Bangalore, Sep 4 (IANS) Gali Janardhana Reddy, a struggling businessman who became a billionaire in less than a decade and dictated terms to BJP in Karnataka, completes a year behind bars Sep 5 on charges of illegal mining.
The former Karnataka BJP minister, however, continues to make news -- for wrong reasons though, like cash-for-bail deal which has sent his brother Gali Somashekara, a Bharatiya Janata Party (BJP) legislator, also to jail.
The third Reddy brother Gali Karunakara has so far not been snared by the wheeling-dealing of Janardhana, the most vocal of the siblings, sons of an Andhra Pradesh Police constable but making iron ore rich Bellary in north Karnataka their home and political base decades ago.
Like Janardhana, Karunakara was also a minister in the first BJP government. Now he is only a legislator.
Janardhana was arrested by the Central Bureau of Investigation last Sep 5 from his palatial home in Bellary, about 300 km from Bangalore on Karnataka-Andhra border, and was lodged in Hyderabad's Chanchalaguda jail over illegal mining case in that state.
Janardhana and his wife Laskhmi Aruna own the Obulapuram Mining Company which operated in Andhra Pradesh. They also own Associated Mining Company which operated in Karnataka.
Janardhana is charged with illegal mining both in Andhra and Karnataka. His wife is also an accused in the Karnataka case but has not been arrested.
Of the one year behind bars, Janardhana spent first six months - till March 1 this year in
Chanchalaguda jail. Since March 2, he has been Parappana Agrahara jail in east Bangalore.
The Reddy brothers' close associate and former minister B. Sriramulu, who has since quit BJP and launched own party, is facing the heat over the cash-for-bail deal. He has been interrogated by Andhra Pradesh Anti Corruption Bureau.
Besides Gali Somashekara Reddy, the cash-for-bail scam has sent another Karnataka BJP legislator T.H. Suresh Babu also to jail, apart from CBI judge T. Pattabhirama Rao who had granted bail to Janardhana Reddy in the illegal mining case.
The Andhra Pradesh High Court later cancelled the bail.
As the once powerful Reddy spent the year in jail, the BJP in Karnataka continued to be rocked by various scandals and dissidence leading to unseating of D.V. Sadananda Gowda last July and installing of Jagadish Shettar as party's third chief minister in four years.
One senior BJP leader still haunted by decade long association with Reddy brothers is Sushma Swaraj who had taken on Congress president Sonia Gandhi in Bellary in the 1999 Lok Sabha polls.
Sushma Swaraj lost the polls but kept visiting Bellary every year for nearly a decade to perform 'Varamahalakshmi Vratha' or worship of Hindu wealth goddess Lakshmi as the 1999 electioneering coincided with the major festival in Karnataka.
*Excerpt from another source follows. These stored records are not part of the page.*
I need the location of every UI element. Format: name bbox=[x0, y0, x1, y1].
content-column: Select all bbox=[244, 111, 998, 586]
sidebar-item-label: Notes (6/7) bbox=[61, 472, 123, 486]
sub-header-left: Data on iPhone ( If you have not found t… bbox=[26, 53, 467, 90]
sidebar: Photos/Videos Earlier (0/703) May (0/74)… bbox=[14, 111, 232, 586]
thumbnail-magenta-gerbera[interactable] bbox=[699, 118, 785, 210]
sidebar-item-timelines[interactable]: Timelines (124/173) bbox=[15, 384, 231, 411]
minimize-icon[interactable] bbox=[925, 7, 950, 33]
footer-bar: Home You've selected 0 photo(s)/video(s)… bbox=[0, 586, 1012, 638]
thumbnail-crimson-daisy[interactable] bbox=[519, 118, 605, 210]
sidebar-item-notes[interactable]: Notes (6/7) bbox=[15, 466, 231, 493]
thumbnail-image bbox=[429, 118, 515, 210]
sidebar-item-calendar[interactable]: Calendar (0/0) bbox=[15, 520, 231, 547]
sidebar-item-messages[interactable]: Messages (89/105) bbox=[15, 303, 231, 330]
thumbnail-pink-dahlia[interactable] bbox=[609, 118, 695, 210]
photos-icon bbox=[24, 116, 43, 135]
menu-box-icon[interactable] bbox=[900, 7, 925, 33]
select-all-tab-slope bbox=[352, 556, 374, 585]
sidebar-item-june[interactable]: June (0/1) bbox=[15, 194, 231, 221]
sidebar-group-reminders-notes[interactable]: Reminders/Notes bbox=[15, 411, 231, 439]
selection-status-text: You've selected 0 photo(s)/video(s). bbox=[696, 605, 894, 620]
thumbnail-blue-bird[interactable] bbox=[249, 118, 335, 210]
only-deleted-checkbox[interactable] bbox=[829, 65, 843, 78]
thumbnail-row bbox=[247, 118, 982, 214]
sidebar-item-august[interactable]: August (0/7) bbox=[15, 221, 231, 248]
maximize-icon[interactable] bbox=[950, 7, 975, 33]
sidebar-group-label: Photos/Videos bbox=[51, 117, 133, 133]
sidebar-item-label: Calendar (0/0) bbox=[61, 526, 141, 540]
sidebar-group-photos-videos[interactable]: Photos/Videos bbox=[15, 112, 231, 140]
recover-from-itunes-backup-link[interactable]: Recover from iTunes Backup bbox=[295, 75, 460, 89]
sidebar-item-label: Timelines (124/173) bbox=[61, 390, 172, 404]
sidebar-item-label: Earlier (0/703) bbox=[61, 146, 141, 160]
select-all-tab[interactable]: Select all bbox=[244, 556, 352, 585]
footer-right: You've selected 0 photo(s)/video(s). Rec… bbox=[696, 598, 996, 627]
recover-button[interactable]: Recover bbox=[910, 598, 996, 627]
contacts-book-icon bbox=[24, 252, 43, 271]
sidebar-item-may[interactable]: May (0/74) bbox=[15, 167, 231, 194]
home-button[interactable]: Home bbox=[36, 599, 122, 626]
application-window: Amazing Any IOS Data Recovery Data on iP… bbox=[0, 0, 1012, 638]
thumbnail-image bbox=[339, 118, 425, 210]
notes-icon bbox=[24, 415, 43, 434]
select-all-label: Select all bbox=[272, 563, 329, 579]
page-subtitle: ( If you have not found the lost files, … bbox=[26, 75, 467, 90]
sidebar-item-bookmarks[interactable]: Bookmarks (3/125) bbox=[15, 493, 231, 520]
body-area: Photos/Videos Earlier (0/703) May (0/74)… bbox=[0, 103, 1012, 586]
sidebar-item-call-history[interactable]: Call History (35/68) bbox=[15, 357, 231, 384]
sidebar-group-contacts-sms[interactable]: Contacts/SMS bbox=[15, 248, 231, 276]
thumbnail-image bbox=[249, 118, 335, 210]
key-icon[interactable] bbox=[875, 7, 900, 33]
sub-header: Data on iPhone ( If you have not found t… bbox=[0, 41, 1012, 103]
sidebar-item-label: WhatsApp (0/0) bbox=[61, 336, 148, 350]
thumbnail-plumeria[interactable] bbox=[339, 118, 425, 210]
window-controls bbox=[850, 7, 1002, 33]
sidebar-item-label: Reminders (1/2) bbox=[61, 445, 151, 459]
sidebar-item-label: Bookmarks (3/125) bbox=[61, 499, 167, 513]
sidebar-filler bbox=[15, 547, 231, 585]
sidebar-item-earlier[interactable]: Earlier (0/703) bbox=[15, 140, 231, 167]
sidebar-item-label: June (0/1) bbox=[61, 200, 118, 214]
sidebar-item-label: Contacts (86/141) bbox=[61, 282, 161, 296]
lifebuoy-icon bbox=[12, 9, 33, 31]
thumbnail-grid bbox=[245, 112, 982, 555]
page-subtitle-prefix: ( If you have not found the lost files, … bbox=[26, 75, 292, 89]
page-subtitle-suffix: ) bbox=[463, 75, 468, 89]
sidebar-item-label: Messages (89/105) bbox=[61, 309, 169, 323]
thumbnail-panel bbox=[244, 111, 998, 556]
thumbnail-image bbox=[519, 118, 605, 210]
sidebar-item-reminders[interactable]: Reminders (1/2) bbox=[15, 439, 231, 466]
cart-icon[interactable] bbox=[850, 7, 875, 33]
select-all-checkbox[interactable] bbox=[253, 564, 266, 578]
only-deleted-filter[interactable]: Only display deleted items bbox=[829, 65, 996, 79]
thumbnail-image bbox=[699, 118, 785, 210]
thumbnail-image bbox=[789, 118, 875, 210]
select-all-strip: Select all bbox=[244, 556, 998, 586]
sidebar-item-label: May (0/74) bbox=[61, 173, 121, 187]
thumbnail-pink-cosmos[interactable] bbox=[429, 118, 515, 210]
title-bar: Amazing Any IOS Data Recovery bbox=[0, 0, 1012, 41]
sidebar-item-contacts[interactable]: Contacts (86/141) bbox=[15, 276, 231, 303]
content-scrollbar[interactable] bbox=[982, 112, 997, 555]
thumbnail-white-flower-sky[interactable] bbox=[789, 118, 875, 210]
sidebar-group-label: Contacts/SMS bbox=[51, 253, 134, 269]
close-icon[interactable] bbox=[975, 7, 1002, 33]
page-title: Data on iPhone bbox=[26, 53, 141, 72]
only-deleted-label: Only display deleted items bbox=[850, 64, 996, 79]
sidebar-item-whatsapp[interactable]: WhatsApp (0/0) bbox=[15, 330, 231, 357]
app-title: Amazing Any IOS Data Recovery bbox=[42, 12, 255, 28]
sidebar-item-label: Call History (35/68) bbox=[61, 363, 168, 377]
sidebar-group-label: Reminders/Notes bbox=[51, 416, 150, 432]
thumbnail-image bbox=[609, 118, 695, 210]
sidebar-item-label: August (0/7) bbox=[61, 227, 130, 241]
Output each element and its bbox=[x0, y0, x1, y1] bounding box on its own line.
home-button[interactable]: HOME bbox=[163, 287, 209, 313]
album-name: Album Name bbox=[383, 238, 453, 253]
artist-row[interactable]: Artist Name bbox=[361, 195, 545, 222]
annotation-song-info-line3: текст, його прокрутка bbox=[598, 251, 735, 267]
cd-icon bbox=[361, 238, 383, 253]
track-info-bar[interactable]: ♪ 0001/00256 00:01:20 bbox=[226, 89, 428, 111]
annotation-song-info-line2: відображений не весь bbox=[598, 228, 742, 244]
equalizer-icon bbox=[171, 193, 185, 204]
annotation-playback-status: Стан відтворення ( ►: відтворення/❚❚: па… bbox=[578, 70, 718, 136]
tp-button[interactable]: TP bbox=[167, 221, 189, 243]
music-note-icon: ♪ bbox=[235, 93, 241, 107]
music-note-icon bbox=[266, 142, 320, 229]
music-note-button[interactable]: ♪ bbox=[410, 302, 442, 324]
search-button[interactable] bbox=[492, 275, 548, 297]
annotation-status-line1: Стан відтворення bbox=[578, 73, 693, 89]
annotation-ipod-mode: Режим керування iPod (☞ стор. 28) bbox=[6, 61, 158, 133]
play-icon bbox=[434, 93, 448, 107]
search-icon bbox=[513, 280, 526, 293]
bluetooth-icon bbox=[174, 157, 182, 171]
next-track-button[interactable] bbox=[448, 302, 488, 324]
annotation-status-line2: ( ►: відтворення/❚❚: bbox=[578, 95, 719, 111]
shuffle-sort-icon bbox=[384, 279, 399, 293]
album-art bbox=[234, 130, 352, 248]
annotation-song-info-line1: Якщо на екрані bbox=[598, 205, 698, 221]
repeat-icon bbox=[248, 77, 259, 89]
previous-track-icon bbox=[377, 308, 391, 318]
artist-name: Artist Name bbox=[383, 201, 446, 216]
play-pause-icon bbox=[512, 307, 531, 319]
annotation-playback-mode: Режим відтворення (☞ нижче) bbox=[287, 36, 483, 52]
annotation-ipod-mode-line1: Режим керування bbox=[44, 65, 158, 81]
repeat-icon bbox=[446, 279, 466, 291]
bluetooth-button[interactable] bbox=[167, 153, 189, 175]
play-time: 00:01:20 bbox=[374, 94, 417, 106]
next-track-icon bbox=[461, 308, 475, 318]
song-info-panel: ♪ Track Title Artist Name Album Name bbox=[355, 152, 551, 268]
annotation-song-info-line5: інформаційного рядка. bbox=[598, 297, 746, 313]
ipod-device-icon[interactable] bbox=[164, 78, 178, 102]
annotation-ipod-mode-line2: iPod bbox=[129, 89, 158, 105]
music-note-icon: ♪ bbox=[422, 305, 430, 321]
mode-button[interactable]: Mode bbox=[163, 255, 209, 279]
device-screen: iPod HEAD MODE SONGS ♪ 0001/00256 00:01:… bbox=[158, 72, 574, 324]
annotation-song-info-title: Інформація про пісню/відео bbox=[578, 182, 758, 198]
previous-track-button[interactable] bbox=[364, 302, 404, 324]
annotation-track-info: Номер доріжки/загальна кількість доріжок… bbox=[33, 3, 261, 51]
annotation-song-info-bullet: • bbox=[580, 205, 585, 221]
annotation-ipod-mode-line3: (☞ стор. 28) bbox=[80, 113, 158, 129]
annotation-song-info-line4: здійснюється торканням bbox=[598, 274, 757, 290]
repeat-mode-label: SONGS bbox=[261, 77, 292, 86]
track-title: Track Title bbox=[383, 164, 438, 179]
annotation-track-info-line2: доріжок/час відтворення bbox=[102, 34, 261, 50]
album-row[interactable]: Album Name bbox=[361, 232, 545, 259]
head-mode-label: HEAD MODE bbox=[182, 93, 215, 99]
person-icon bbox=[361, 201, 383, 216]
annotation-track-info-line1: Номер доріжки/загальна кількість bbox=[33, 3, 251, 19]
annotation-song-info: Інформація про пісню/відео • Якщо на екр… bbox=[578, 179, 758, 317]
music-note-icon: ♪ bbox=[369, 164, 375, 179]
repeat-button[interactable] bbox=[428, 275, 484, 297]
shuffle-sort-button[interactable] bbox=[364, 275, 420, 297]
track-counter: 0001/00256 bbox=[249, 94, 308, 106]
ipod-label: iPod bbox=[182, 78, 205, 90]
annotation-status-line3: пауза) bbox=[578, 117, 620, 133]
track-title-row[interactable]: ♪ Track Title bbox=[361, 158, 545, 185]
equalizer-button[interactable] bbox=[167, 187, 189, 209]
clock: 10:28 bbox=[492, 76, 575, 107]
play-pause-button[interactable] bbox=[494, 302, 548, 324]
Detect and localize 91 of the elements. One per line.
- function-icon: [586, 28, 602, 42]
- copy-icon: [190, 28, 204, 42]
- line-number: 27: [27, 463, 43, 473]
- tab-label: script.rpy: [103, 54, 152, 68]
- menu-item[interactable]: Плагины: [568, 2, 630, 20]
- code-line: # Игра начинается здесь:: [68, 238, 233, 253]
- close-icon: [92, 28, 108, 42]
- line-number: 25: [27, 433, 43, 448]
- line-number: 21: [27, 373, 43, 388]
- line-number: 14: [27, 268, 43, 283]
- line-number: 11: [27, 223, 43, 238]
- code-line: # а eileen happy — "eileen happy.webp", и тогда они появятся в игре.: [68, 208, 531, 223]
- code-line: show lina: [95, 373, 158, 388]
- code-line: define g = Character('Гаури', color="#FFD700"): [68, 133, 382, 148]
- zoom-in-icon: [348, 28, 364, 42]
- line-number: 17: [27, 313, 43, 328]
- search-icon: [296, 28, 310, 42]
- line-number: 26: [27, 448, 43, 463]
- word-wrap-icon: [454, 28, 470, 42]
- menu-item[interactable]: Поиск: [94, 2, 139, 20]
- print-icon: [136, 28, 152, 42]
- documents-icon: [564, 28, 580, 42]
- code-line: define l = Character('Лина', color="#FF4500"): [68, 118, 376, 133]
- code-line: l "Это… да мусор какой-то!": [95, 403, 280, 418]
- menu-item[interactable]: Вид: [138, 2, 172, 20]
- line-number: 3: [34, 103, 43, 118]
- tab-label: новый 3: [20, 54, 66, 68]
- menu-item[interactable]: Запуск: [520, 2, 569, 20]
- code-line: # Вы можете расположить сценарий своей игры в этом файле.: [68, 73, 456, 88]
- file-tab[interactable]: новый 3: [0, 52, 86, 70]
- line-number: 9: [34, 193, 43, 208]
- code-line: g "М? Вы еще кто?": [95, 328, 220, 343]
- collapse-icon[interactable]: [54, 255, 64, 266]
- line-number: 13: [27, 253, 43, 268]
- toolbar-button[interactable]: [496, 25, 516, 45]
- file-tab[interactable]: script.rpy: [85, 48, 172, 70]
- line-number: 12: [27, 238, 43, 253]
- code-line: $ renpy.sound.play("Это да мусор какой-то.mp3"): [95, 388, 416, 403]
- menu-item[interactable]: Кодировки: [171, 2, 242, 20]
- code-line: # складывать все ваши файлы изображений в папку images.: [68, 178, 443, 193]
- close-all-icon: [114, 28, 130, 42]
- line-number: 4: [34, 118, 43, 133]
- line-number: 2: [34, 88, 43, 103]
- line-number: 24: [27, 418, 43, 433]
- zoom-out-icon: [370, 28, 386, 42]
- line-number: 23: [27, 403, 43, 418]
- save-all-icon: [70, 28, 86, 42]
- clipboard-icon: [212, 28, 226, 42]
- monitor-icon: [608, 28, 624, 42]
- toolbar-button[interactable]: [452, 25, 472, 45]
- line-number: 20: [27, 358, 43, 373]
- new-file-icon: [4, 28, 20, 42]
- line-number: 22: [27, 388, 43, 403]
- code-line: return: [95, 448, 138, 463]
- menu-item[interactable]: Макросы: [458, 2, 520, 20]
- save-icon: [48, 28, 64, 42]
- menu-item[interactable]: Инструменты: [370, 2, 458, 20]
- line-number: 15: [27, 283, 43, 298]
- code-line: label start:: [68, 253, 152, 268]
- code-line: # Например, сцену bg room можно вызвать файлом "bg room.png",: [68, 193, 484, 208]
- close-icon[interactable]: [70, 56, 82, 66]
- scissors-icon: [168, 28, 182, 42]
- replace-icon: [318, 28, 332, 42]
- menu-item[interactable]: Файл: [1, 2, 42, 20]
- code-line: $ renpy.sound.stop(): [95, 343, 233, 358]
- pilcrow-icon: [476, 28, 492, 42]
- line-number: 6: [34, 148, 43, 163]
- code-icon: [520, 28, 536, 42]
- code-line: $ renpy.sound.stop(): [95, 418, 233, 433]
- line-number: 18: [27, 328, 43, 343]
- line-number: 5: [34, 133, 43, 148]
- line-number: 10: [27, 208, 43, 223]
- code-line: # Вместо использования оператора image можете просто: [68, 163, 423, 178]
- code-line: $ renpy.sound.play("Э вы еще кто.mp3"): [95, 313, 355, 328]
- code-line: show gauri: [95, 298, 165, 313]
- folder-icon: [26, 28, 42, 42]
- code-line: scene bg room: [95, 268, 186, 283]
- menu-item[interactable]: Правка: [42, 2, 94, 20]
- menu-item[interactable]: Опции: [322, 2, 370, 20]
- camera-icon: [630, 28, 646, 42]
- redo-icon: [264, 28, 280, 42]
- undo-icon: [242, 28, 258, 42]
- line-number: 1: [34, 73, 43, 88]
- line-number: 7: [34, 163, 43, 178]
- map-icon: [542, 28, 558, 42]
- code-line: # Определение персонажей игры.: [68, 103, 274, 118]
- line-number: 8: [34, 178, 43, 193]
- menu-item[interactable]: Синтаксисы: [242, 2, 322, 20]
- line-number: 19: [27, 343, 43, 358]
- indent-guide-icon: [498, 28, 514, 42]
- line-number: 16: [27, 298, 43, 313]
She distanced herself from the Reddy brothers once the mining scandal became a hot issue two years ago.
However, she occasionally faces taunt from Congress and other parties on how much money she had received from the Reddy brothers.
The latest taunt was from the irrepressible Rashtriya Janata Dal leader Lalu Prasad.
Retorting to Sushma Swaraj's claim that Congress had made "mota maal (a huge sum)" from 'coalgate', Lalu Prasad hit back asking who received the "mota maal" from the Reddy brothers.
In jail or out of it and in power or deprived of it, Reddy brothers seems set to make news or find their names being useful to taunt those associated with them.